Loudermilk walks out the door and drives off. Sweat trickles down my spine. My forehead glistens, which Loudermilk surely noticed. I stare at the bottle of Jack Daniel’s. One drink and by law I’m still sober, so I splash a shot glass’s worth of whiskey into the plastic cup. My hand trembles as I raise the cup to my mouth but I do not swallow yet. Instead, I close my eyes and let the liquor’s soft burn flood over my tongue.

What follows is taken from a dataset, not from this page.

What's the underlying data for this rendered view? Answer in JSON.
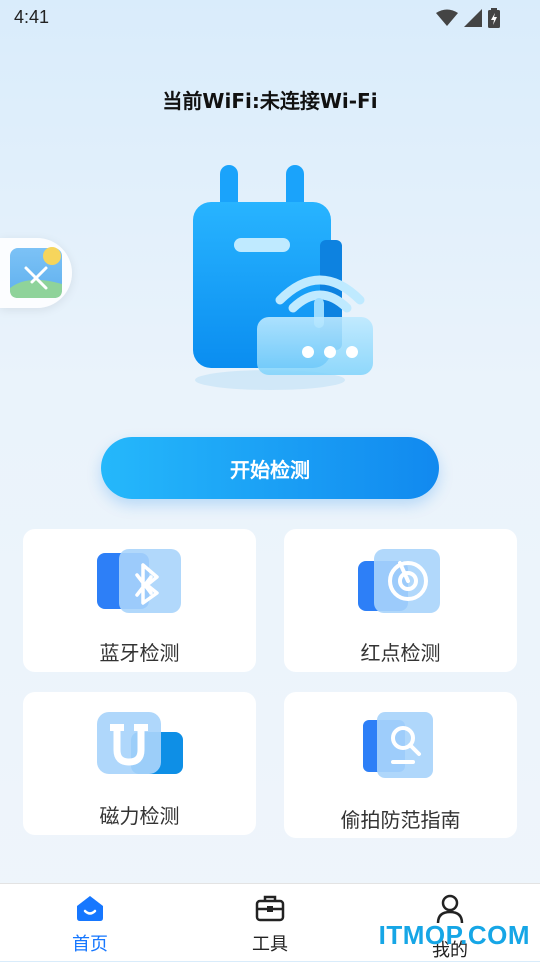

I level my chin and inhale through my nose, savor the peaty aftertaste on the back of my mouth and upper throat as I slowly swallow.
Leonardo’s disembodied hand comes to me with an almost hallucinatory intensity, beckons me back to a childhood afternoon when Bill pressed a blade into my flesh and cut. He was twelve and I seven. A long-abandoned house, supposedly haunted, lay behind the county rec center. One afternoon after Bill and I had gone swimming, Bill wanted to explore it. I didn’t want to go but Bill coerced me with the promise of a milk shake at Pike’s Drugstore. I was following him up the porch steps when a shard of rotten wood lodged in my foot.
“You knew better than to be in that old house,” Grandfather said when Bill helped me into the office. “You’re damn lucky a board didn’t give and break some bones.”
“I’m sorry,” Bill said.
“That’s not good enough, son,” Grandfather answered as I waited on the examination table, injured foot flexed, watching with dread as Grandfather set the tray of bright, sinister instruments on the counter. After he called Shirley back to prepare the lidocaine shot, Grandfather handed Bill gauze and a bottle of Betadine. “Clean around that wound,” he told him.